Cannes 2019: Oh Mercy! review

★★☆☆☆

It’s time the Cannes Film Festival called a moratorium on screening the works of French director Arnaud Desplechin until he can come back with work as good as A Christmas Tale. Co-written with Léa Mysius, Oh Mercy! has no business competing for the Palme d’Or.

Oh Mercy! is set in France’s poorest commune (Roubaix), where 45 per cent of the population is unemployed and poverty is rife. In search of authenticity, every crime depicted in the film comes from real-life accounts, the opening legends tell us, but in contrast to Ladj Ly’s searing Les Misérables, Desplechin’s plodding tale of provincial plod comes across like a middlebrow television pilot about a new breed of lawman: a seriously chilled out, thoughtful, graceful, multicultural detective. Nothing can ruffle this guy’s feathers.

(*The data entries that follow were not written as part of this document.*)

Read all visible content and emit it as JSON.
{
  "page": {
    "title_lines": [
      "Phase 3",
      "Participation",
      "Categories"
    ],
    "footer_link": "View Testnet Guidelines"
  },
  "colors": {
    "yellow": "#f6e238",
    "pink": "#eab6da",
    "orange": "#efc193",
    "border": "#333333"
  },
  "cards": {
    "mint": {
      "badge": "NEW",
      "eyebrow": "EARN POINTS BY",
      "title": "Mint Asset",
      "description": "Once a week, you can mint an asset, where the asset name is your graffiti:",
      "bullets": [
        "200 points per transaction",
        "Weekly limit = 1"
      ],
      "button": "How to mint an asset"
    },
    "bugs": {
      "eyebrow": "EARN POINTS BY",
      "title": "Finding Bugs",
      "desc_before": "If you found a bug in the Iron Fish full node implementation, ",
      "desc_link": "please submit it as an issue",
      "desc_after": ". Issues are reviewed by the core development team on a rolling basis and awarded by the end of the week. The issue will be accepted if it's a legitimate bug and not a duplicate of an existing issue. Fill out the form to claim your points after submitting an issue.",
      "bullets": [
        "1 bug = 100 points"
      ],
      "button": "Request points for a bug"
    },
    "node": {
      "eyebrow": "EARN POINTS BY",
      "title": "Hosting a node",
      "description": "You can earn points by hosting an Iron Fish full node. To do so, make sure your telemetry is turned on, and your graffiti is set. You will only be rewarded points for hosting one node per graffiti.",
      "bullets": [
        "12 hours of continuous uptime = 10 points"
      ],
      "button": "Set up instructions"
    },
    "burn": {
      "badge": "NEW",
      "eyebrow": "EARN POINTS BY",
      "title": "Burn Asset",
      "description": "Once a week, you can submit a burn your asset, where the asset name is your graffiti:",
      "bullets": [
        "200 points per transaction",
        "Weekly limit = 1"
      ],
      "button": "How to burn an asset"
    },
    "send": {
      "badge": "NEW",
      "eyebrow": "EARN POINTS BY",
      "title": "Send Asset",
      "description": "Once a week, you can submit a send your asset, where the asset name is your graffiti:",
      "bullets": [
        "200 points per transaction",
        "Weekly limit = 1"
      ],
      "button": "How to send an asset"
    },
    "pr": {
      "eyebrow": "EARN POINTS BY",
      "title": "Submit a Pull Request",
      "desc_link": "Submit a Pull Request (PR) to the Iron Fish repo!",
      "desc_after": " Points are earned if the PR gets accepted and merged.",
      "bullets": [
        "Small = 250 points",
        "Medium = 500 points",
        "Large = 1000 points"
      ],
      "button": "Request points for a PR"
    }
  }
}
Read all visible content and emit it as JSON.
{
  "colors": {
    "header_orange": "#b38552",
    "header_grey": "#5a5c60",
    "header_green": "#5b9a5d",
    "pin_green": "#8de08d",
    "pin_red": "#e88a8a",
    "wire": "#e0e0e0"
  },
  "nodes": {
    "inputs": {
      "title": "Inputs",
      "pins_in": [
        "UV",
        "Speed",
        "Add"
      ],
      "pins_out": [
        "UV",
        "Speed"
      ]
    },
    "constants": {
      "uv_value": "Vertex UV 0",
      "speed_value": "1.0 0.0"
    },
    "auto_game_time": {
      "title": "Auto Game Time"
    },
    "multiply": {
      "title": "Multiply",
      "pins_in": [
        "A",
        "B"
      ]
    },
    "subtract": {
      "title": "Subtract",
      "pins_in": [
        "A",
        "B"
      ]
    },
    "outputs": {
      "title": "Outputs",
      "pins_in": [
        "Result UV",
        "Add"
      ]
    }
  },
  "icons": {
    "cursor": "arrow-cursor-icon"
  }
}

The depiction of a copper akin to a holy man, who takes statements from murderers like a priest takes confession from his flock, is potentially intriguing, but Desplechin’s sedate pacing, emotional sangfroid and smug toying with genre staples annoy too much for it come off as anything other than a misfire. What we get is a bourgeois police procedural: Fair-minded about power dynamics, when it should be more inquisitive and searching; empathetic to men and women bringing errant scum to book, though as if they’re completely unaffected by the privilege of a badge; curious like an anthropologist about the underclass, and oblivious to social reality and lives lived on the breadline, beyond standard-issue platitudes. It’s a fence-sitting, “Centrist Dad” vision of the world.

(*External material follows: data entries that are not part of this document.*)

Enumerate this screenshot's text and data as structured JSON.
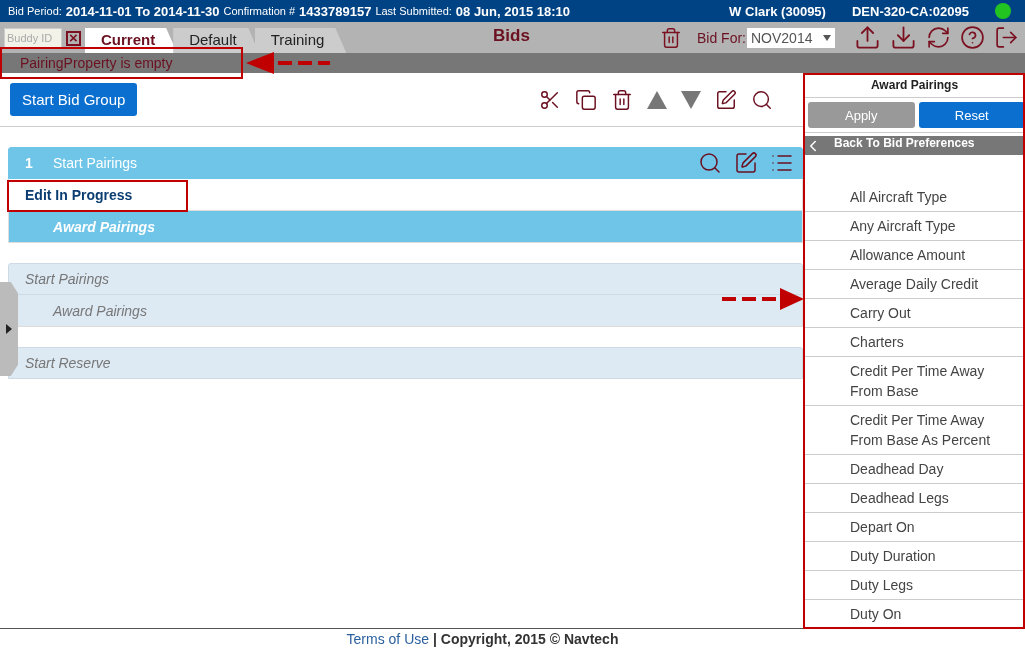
{
  "header": {
    "bid_period_label": "Bid Period:",
    "bid_period": "2014-11-01 To 2014-11-30",
    "confirmation_label": "Confirmation #",
    "confirmation": "1433789157",
    "last_submitted_label": "Last Submitted:",
    "last_submitted": "08 Jun, 2015 18:10",
    "user": "W Clark (30095)",
    "base": "DEN-320-CA:02095"
  },
  "toolbar": {
    "buddy_placeholder": "Buddy ID",
    "clear": "×",
    "tabs": [
      {
        "label": "Current",
        "selected": true
      },
      {
        "label": "Default",
        "selected": false
      },
      {
        "label": "Training",
        "selected": false
      }
    ],
    "title": "Bids",
    "bid_for_label": "Bid For:",
    "bid_for": "NOV2014"
  },
  "message": "PairingProperty is empty",
  "main": {
    "start_button": "Start Bid Group",
    "groups": [
      {
        "kind": "active",
        "number": "1",
        "title": "Start Pairings",
        "rows": [
          {
            "kind": "edit",
            "label": "Edit In Progress"
          },
          {
            "kind": "item",
            "label": "Award Pairings"
          }
        ]
      },
      {
        "kind": "inactive",
        "title": "Start Pairings",
        "rows": [
          {
            "kind": "item",
            "label": "Award Pairings"
          }
        ]
      },
      {
        "kind": "inactive",
        "title": "Start Reserve"
      }
    ]
  },
  "panel": {
    "title": "Award Pairings",
    "apply": {
      "label": "Apply",
      "disabled": true
    },
    "reset": {
      "label": "Reset",
      "disabled": false
    },
    "back": "Back To Bid Preferences",
    "items": [
      "All Aircraft Type",
      "Any Aircraft Type",
      "Allowance Amount",
      "Average Daily Credit",
      "Carry Out",
      "Charters",
      "Credit Per Time Away From Base",
      "Credit Per Time Away From Base As Percent",
      "Deadhead Day",
      "Deadhead Legs",
      "Depart On",
      "Duty Duration",
      "Duty Legs",
      "Duty On"
    ]
  },
  "footer": {
    "link": "Terms of Use",
    "text": "| Copyright, 2015 © Navtech"
  }
}
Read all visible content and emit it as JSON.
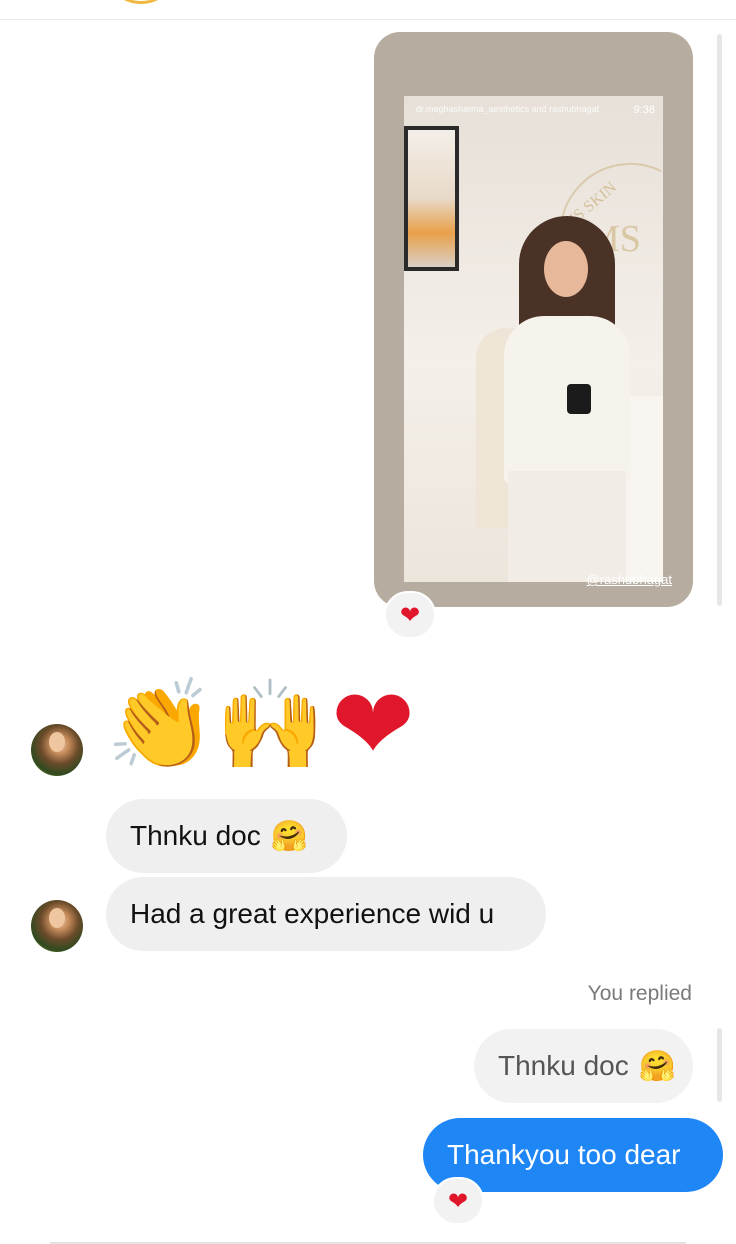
{
  "story": {
    "header_text": "dr.meghasharma_aesthetics and rashubhagat",
    "time": "9:38",
    "tag": "@rashubhagat",
    "reaction": "❤"
  },
  "messages": {
    "emoji_reaction": {
      "clap": "👏",
      "raised_hands": "🙌",
      "heart": "❤"
    },
    "received_1": {
      "text": "Thnku doc",
      "emoji": "🤗"
    },
    "received_2": {
      "text": "Had a great experience wid u"
    },
    "you_replied_label": "You replied",
    "quoted_reply": {
      "text": "Thnku doc",
      "emoji": "🤗"
    },
    "sent": {
      "text": "Thankyou too dear",
      "reaction": "❤"
    }
  },
  "colors": {
    "sent_bubble": "#1f86f6",
    "received_bubble": "#efefef",
    "heart": "#e0162b",
    "story_card": "#b6aca0"
  }
}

Roschy Zem is Daoud, a police captain investigating, with his team, a mysterious arson and the murder of an 80-year-old woman. Initially, they call in the usual suspects, a pair of toerags known to them for being Roubaix’s bad lads. Something doesn’t smell right, however. A couple living across the way, two women in a same-sex relationship, claim to know nothing, but then quickly point the finger at others. Daoud is drawn to Marie (Sara Forestier) and Claude (Léa Seydoux) because the holes in their story are Grand Canyon-sized.

Seydoux’s casting as a single mum, uneasy in a lesbian relationship with a Stage 5 clinger, speaking with the distinct and often mocked northern French accent (the subject of a smash-hit French comedy Welcome to the Sticks), is frankly disastrous casting. Bags under her eyes, going street in a baseball cap, acting more like a kid who hasn’t turned in her homework than a murder suspect having the screws turned against her, Seydoux “chavving” it up is utterly ludicrous. Some actors can play anything, but asking super-posh and glamourous Seydoux to play dirt poor is an ask too far.

The 72nd Cannes Film Festival takes place from 14-25 May.